Conventional phishing depends on deception. The attacker crafts a message designed to lower the recipient's guard, usually by creating urgency or imitating a trusted sender. Standard defenses look for those signals: unusual senders, mismatched domains, suspicious attachments.
Phantom squatting removes that step. The malicious domain does not arrive in a suspicious email. It arrives as a recommendation from an AI assistant the employee already uses for research, writing, or development work. The link looks credible because it was generated by a tool the business trusts, and the domain itself may be newly registered with no prior reputation for anyone's filters to flag.
Unit 42's researchers described the core problem directly: the recommendation arrives through a trusted assistant rather than a phishing email, so it inherits credibility the attacker never had to earn.

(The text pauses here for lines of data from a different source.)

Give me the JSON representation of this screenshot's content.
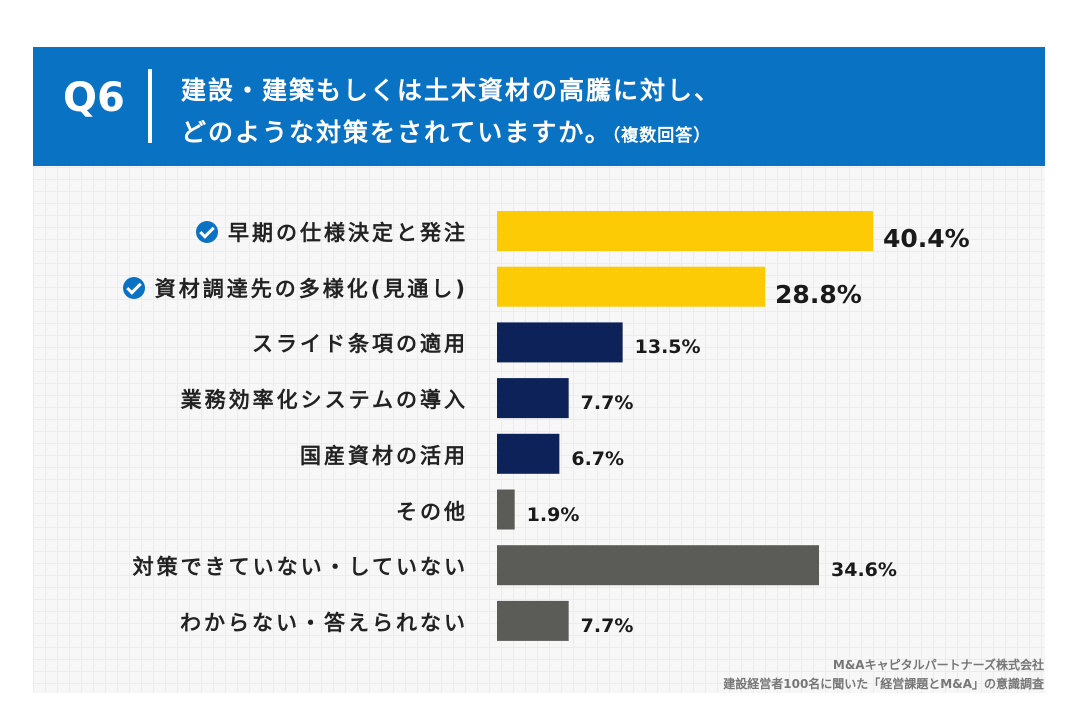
{
  "header": {
    "q_number": "Q6",
    "question_line1": "建設・建築もしくは土木資材の高騰に対し、",
    "question_line2": "どのような対策をされていますか。",
    "question_note": "（複数回答）"
  },
  "colors": {
    "header_bg": "#0a72c2",
    "highlight": "#fccb05",
    "navy": "#0c2259",
    "gray": "#5b5b57",
    "check": "#0a72c2"
  },
  "chart_data": {
    "type": "bar",
    "orientation": "horizontal",
    "unit": "%",
    "xlim": [
      0,
      40.4
    ],
    "categories": [
      "早期の仕様決定と発注",
      "資材調達先の多様化(見通し)",
      "スライド条項の適用",
      "業務効率化システムの導入",
      "国産資材の活用",
      "その他",
      "対策できていない・していない",
      "わからない・答えられない"
    ],
    "values": [
      40.4,
      28.8,
      13.5,
      7.7,
      6.7,
      1.9,
      34.6,
      7.7
    ],
    "value_labels": [
      "40.4%",
      "28.8%",
      "13.5%",
      "7.7%",
      "6.7%",
      "1.9%",
      "34.6%",
      "7.7%"
    ],
    "bar_colors": [
      "highlight",
      "highlight",
      "navy",
      "navy",
      "navy",
      "gray",
      "gray",
      "gray"
    ],
    "checked": [
      true,
      true,
      false,
      false,
      false,
      false,
      false,
      false
    ]
  },
  "source": {
    "line1": "M&Aキャピタルパートナーズ株式会社",
    "line2": "建設経営者100名に聞いた「経営課題とM&A」の意識調査"
  }
}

The threat is not theoretical. On March 8, 2026, Unit 42's detection system identified a domain that AI models were consistently inventing when asked about a national postal service's online marketplace. Both models produced the same fabricated address at every test setting.
Twenty-three days later, an attacker registered that exact domain and deployed a phishing kit named Montana Empire. The kit replicated the real storefront in real time and was built using an AI coding assistant, meaning both the defender and the attacker arrived at the same invented domain through the same mechanism: the model's own internal patterns. The kit collected card numbers, bank transfer details, and national identification data before it was detected.
For a small or mid-sized business, phantom squatting matters for two reasons.
The first is that employees using AI assistants for day-to-day tasks are now a potential vector. A staff member asking an AI tool to look up a vendor portal, an API endpoint, or a client-facing service may receive a hallucinated URL. If that URL has already been claimed by an attacker, following the recommendation is enough to initiate a credential theft or malware delivery.
The second reason is that standard defenses offer limited protection here. Newly registered domains typically have no threat reputation at the moment of a phantom squatting attack. Domain reputation filters, which rely on prior malicious activity to flag a site, cannot detect a domain that has not yet been used against anyone.
The response does not require specialized tooling. A few straightforward habits close most of the exposure.
Treat AI-generated links the same way you would treat any unverified external source. Before visiting a URL produced by an AI assistant, confirm that the domain matches the organization's official address through an independent check, such as a direct web search or a known bookmark. This single step breaks the attack chain at its weakest point.
For teams using AI tools in development work, apply the same verification to any API endpoints or external service URLs generated during coding. A plausible-looking domain in a code recommendation deserves the same scrutiny as one in an email.
Awareness matters here more than most threats, simply because employees are unlikely to have encountered this risk before. A short briefing on how AI tools can generate invented addresses, and why those addresses need verification before use, costs very little and addresses the gap that phantom squatting specifically exploits.